O atacante olha o relógio e me
avisa, “ih, deu a hora. Tenho de ir. Mocreba, pendura aí, depois a gente
acerta”. Eu me levanto e tiro da mochila o chaveiro de casa.
O jogador nota nele um escudo do Flamengo. Súbito, o olhar se torna distante. A
postura jocosa, fanfa, expansiva, se transfigura. Um suspiro mal disfarçado e o
murmúrio, a confissão baixa, séria, triste.
“Flamengo... Tu torce pro Flamengo? É, eu não joguei... no
Flamengo...”
Dura pouco. Logo o atacante se
recompõe e ganha seu caminho, após um aceno rápido.

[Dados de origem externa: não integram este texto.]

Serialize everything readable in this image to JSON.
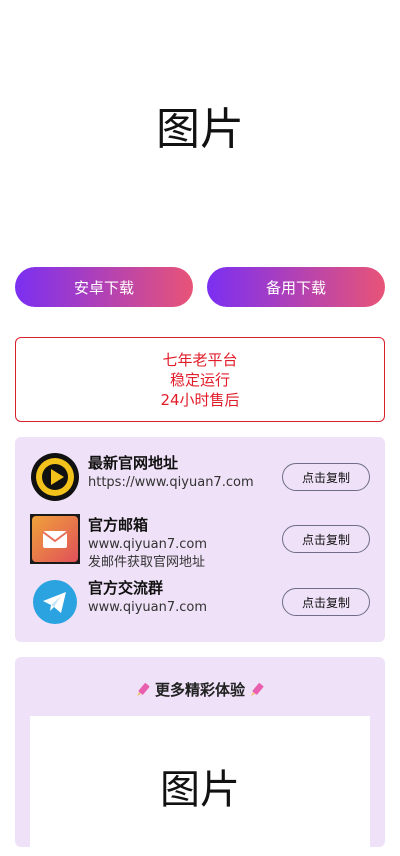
{
  "hero": {
    "image_alt": "图片"
  },
  "buttons": {
    "android": "安卓下载",
    "backup": "备用下载"
  },
  "notice": {
    "lines": [
      "七年老平台",
      "稳定运行",
      "24小时售后"
    ]
  },
  "info": [
    {
      "title": "最新官网地址",
      "lines": [
        "https://www.qiyuan7.com"
      ],
      "button": "点击复制",
      "icon": "play-logo-icon"
    },
    {
      "title": "官方邮箱",
      "lines": [
        "www.qiyuan7.com",
        "发邮件获取官网地址"
      ],
      "button": "点击复制",
      "icon": "mail-icon"
    },
    {
      "title": "官方交流群",
      "lines": [
        "www.qiyuan7.com"
      ],
      "button": "点击复制",
      "icon": "telegram-icon"
    }
  ],
  "more": {
    "title": "更多精彩体验",
    "image_alt": "图片"
  },
  "colors": {
    "gradient_start": "#7b2ff2",
    "gradient_end": "#e85477",
    "notice_red": "#e11d2a",
    "card_bg": "#efe1f7"
  }
}
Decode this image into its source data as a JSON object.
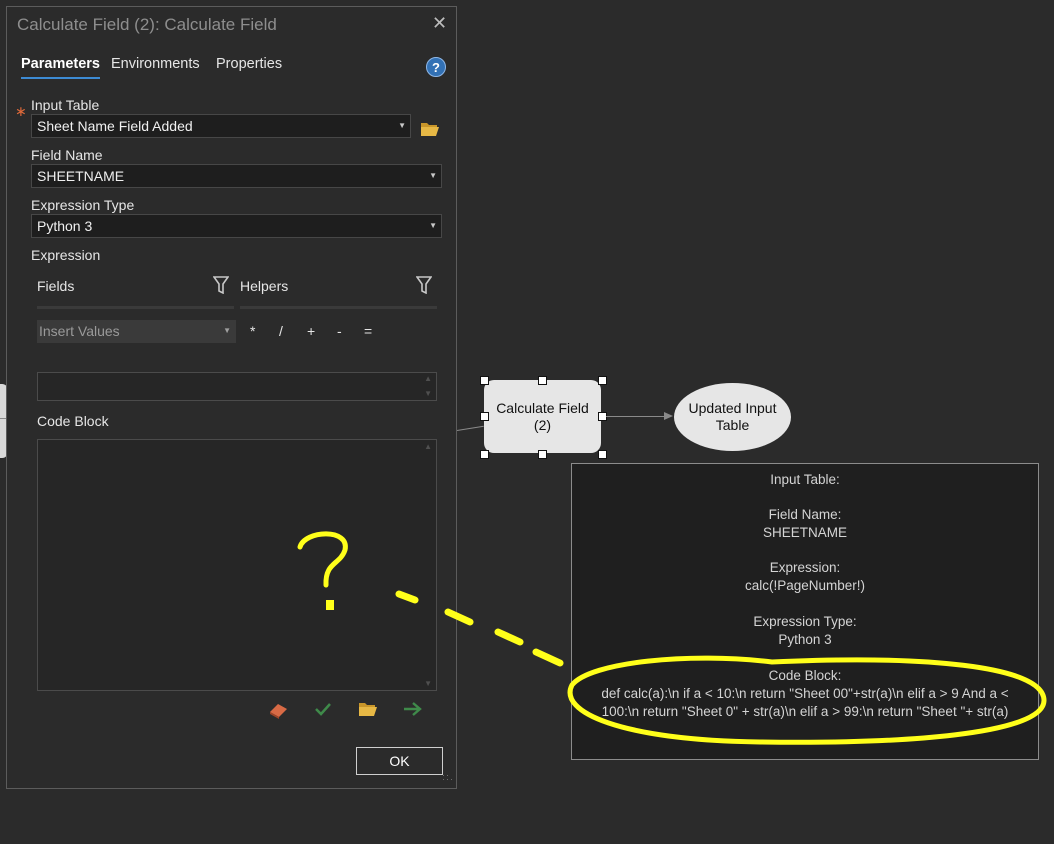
{
  "dialog": {
    "title": "Calculate Field (2): Calculate Field",
    "close_glyph": "✕",
    "tabs": [
      {
        "label": "Parameters",
        "active": true
      },
      {
        "label": "Environments",
        "active": false
      },
      {
        "label": "Properties",
        "active": false
      }
    ],
    "help_icon": "question-circle-icon",
    "help_glyph": "?",
    "required_marker": "∗",
    "input_table": {
      "label": "Input Table",
      "value": "Sheet Name Field Added",
      "browse_icon": "folder-open-icon"
    },
    "field_name": {
      "label": "Field Name",
      "value": "SHEETNAME"
    },
    "expression_type": {
      "label": "Expression Type",
      "value": "Python 3"
    },
    "expression": {
      "label": "Expression",
      "fields_label": "Fields",
      "helpers_label": "Helpers",
      "insert_values_placeholder": "Insert Values",
      "operators": [
        "*",
        "/",
        "+",
        "-",
        "="
      ]
    },
    "code_block": {
      "label": "Code Block"
    },
    "code_block_tools": [
      "eraser-icon",
      "checkmark-icon",
      "folder-open-icon",
      "arrow-right-icon"
    ],
    "ok_label": "OK"
  },
  "model": {
    "tool_node": {
      "label_line1": "Calculate Field",
      "label_line2": "(2)"
    },
    "output_node": {
      "label_line1": "Updated Input",
      "label_line2": "Table"
    }
  },
  "tooltip": {
    "input_table_label": "Input Table:",
    "field_name_label": "Field Name:",
    "field_name_value": "SHEETNAME",
    "expression_label": "Expression:",
    "expression_value": "calc(!PageNumber!)",
    "expression_type_label": "Expression Type:",
    "expression_type_value": "Python 3",
    "code_block_label": "Code Block:",
    "code_block_line1": "def calc(a):\\n  if a < 10:\\n    return \"Sheet 00\"+str(a)\\n  elif a > 9 And a <",
    "code_block_line2": "100:\\n    return \"Sheet 0\" + str(a)\\n  elif a > 99:\\n    return \"Sheet \"+ str(a)"
  },
  "annotation": {
    "mark": "?",
    "color": "#ffff1a"
  },
  "colors": {
    "accent": "#3d8bd4",
    "required": "#e06a3a",
    "folder": "#e0b13a",
    "eraser": "#d86a45",
    "check": "#3f8a4a",
    "run_arrow": "#3f8a4a"
  }
}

Meio tonto com a cerveja,
também sigo meu rumo. Aquela breve e intensa conversa terá sido a última, não
nos esbarraremos mais. Outros ex-jogadores, massagistas, fisicultores, também
ensinarão. Mas aquela horinha de conversa com o atacante terá sido a mais
intensa, a mais visceral, a mais sanguínea. Nunca mais verei futebol da mesma
forma, acabou o romance, a poesia, o lirismo. A cerveja demarca o advento de
uma realidade implacável, exposta sem véus ou subterfúgios. É como um rito.
De certa forma, naquela mesota empenada,
sentei-me um garoto. E me levantei homem.